Teknologi terowongan adalah alternatif lain yang dapat digunakan untuk
menghubungkan Pulau Jawa dan Sumatra. Teknologi ini sangat dipengaruhi
kemampuan geologi khususnya dalam hal mendeteksi patahan-patahan di
sepanjang jalur lintasan terowongan. Pengalaman membangun
terowongan-terowongan untuk pembangkit listrik tenaga hidro, dan juga
terowongan-terowongan pada penambangan batu bara, emas dan lain-lain
sangat membantu proyek ini. Moda transportasi yang sesuai untuk
terowongan panjang adalah kereta api listrik atau magnetik. Ketersediaan
listrik dan kesiapan industri beton nasional sangat berperan di sarana
penghubung terowongan.

Pemanfaatan terowongan terapung/di dasar laut (submerge floating tunnel)

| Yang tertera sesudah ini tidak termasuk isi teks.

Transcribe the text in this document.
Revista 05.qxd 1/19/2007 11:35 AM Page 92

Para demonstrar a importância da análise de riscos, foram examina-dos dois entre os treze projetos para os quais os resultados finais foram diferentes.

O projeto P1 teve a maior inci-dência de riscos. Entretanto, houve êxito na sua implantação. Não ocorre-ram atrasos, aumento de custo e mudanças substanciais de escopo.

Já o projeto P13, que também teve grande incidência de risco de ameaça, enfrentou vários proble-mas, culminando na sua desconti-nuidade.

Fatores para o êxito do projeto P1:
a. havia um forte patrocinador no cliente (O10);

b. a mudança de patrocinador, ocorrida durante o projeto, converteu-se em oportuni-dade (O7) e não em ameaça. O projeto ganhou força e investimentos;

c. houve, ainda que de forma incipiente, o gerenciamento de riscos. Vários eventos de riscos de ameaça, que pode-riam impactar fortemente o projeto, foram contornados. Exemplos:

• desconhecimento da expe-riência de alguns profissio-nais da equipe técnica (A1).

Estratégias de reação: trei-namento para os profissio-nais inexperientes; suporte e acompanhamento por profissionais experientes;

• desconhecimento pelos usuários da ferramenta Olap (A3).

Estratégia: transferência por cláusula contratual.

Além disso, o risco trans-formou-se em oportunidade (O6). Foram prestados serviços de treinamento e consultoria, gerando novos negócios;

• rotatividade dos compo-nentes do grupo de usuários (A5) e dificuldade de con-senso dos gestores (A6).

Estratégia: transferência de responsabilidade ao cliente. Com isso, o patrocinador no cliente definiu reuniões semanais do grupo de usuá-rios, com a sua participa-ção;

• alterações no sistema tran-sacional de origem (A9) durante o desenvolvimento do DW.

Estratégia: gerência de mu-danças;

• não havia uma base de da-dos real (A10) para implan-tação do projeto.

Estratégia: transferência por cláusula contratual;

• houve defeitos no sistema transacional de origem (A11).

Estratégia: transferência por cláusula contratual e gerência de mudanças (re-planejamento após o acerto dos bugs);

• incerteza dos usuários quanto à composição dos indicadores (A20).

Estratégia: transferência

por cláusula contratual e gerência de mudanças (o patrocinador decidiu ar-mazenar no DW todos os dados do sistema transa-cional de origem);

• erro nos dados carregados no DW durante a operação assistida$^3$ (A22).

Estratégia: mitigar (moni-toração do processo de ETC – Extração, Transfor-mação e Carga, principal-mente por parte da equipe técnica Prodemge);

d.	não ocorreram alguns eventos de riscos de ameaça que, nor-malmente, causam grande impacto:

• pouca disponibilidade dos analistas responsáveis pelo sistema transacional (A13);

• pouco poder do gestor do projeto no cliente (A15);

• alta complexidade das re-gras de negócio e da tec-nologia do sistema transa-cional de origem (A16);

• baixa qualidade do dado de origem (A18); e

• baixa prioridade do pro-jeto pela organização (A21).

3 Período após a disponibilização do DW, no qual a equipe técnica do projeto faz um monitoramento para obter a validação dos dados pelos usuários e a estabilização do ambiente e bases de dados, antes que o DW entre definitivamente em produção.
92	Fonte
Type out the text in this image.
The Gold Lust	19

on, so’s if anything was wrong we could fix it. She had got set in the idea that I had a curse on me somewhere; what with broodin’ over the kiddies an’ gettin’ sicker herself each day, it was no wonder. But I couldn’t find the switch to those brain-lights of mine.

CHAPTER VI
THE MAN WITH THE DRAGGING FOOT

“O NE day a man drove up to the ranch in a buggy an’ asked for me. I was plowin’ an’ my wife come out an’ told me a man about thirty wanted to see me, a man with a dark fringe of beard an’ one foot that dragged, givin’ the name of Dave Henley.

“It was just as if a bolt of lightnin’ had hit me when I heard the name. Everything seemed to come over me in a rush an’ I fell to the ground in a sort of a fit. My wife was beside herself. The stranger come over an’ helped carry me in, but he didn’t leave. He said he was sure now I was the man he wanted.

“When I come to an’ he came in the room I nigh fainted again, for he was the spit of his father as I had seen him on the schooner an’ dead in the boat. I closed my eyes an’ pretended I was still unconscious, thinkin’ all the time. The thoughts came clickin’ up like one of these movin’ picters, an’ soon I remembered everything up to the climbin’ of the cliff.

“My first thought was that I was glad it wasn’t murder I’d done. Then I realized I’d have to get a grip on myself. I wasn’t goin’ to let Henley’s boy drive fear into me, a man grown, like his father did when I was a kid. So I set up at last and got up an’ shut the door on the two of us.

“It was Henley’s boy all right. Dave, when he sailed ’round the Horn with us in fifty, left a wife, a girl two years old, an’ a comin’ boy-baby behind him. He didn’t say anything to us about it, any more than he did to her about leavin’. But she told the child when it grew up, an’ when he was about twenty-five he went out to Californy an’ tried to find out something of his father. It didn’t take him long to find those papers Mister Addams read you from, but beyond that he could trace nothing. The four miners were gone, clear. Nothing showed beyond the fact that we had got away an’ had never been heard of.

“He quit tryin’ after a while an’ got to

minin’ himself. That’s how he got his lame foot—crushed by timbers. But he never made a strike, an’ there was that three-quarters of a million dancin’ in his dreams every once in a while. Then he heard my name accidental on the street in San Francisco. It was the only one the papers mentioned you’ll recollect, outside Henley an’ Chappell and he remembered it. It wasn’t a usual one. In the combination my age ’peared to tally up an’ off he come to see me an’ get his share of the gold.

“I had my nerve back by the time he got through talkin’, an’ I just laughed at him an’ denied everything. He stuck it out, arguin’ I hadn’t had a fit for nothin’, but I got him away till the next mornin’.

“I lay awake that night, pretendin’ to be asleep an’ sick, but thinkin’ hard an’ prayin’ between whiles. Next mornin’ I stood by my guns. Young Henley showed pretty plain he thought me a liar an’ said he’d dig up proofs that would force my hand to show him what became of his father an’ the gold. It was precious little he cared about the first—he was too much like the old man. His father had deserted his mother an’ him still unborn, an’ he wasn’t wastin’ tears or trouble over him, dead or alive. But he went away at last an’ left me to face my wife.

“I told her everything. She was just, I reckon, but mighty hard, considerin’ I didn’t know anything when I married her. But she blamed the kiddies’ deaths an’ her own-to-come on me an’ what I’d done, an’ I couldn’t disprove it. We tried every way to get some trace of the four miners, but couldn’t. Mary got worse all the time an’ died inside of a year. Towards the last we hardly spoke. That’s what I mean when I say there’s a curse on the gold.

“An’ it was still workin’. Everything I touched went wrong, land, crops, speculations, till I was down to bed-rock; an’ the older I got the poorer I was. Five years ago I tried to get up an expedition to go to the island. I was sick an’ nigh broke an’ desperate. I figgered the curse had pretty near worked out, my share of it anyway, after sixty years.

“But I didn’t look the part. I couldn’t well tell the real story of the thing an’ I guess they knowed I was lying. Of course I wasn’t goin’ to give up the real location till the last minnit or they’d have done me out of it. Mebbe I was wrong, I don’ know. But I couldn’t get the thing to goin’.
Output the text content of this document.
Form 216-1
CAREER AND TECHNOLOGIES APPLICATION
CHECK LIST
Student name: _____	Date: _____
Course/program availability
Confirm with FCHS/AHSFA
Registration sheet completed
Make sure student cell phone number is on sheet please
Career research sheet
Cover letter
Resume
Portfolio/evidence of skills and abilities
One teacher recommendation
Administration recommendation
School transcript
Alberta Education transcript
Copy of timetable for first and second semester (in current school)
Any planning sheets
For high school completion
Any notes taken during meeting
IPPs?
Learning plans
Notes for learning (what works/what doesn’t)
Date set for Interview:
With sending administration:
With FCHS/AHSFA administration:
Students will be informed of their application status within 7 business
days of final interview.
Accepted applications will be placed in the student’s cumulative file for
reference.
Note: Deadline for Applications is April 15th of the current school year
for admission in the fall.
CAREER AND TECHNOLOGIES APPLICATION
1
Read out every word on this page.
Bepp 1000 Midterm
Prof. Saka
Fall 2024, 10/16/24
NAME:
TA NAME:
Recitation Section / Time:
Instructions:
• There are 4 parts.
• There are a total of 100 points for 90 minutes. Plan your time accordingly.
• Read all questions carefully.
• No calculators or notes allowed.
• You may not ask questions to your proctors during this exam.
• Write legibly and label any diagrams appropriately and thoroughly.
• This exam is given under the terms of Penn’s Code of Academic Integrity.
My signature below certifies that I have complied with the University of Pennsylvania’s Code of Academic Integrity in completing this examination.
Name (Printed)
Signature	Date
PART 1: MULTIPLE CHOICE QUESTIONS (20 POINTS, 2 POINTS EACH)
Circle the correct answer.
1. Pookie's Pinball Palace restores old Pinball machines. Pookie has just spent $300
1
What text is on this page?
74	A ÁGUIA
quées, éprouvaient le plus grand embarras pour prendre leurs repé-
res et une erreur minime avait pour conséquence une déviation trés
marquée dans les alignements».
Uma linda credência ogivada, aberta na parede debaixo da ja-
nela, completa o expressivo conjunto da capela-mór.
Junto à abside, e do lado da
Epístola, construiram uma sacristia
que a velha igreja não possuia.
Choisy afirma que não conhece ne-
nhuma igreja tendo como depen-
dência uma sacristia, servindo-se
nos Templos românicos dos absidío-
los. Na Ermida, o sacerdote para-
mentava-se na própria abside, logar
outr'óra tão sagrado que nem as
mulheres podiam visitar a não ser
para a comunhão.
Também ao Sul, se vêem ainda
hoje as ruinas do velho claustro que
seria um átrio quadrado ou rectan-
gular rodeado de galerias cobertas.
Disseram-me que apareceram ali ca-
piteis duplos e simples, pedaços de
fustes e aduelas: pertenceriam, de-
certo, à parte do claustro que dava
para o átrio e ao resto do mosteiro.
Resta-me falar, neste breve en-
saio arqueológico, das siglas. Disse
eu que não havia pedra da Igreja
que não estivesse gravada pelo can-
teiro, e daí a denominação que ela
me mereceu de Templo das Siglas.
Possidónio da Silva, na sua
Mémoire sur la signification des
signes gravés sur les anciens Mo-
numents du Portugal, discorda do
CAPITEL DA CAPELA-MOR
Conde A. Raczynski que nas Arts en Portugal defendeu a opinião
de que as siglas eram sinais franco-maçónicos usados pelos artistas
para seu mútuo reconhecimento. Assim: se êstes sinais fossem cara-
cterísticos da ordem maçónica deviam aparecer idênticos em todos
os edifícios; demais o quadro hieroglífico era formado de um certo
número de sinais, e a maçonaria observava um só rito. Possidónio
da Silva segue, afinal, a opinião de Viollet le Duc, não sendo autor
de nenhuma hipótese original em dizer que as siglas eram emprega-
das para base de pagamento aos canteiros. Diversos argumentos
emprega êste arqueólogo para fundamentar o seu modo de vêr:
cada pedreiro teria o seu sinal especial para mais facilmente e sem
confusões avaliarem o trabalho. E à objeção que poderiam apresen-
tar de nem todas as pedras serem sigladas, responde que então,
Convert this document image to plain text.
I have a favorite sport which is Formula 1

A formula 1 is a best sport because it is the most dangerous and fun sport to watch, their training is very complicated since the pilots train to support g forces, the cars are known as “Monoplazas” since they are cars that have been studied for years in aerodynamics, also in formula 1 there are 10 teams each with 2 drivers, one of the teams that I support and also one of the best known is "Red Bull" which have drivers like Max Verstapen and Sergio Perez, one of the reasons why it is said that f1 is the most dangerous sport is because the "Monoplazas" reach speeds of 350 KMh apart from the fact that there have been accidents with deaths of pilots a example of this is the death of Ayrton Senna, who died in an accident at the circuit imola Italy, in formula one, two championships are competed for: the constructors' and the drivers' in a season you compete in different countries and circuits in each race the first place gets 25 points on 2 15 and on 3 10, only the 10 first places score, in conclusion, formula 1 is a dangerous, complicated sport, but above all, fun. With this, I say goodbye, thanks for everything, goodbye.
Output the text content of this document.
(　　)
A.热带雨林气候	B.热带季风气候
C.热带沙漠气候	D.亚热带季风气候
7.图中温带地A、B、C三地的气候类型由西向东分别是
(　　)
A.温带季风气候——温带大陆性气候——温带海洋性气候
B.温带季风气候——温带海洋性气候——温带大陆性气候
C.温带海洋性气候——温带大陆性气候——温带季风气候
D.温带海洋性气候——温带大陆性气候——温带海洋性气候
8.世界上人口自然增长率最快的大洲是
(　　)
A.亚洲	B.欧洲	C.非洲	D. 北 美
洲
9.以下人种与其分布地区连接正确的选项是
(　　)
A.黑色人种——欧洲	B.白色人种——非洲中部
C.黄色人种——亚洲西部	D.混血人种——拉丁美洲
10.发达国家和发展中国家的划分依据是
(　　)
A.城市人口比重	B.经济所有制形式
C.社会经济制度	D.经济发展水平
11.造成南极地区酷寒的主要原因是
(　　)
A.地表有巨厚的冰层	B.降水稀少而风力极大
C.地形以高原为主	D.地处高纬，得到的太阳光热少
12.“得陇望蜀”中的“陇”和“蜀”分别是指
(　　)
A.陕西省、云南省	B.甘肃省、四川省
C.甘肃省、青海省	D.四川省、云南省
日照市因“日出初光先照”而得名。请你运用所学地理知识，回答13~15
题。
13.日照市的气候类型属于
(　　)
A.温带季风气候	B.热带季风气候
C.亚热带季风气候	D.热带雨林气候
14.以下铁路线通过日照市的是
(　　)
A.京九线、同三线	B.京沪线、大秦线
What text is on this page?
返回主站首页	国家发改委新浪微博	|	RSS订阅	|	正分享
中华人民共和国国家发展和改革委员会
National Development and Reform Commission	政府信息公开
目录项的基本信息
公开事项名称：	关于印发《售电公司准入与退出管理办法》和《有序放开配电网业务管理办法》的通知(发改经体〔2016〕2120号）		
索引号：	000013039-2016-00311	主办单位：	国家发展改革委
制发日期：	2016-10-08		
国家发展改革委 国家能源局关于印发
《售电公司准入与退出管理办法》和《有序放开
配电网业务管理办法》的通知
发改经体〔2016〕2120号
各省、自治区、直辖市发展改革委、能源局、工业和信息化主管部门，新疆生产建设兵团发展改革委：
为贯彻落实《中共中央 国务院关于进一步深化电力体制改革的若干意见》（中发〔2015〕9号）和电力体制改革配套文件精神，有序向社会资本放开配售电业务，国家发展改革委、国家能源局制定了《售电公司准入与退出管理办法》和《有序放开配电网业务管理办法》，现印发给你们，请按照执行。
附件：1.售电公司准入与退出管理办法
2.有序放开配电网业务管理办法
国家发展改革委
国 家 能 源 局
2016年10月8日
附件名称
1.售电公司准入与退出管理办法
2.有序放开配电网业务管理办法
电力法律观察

sangat tergantung dari kondisi topografi dasar laut dan arus laut.
Apabila terdapat palung-palung di dasar laut ataupun kecepatan arus laut
yang tinggi, terowongan jenis ini tidak feasible. Terowongan jenis ini
telah dibangun di teluk Tokyo (Jepang).

Antisipasi faktor bencana seperti gempa, meletusnya gunung berapi, dan
pengaruh perubahan cuaca global (angin, gelombang, arus) harus
dipertimbangkan dalam proses desain penghubung Jawa-Madura. Kelaikan
teknologi dari setiap jenis penghubung tentunya harus menjadi kriteria
utama dalam menentukan jenis konstruksi yang akan dibangun. Ketelitian
untuk memilih teknologi yang tepat untuk Selat Sunda akan memberikan
manfaat sebesar-besarnya kepada bangsa Indonesia. Semoga.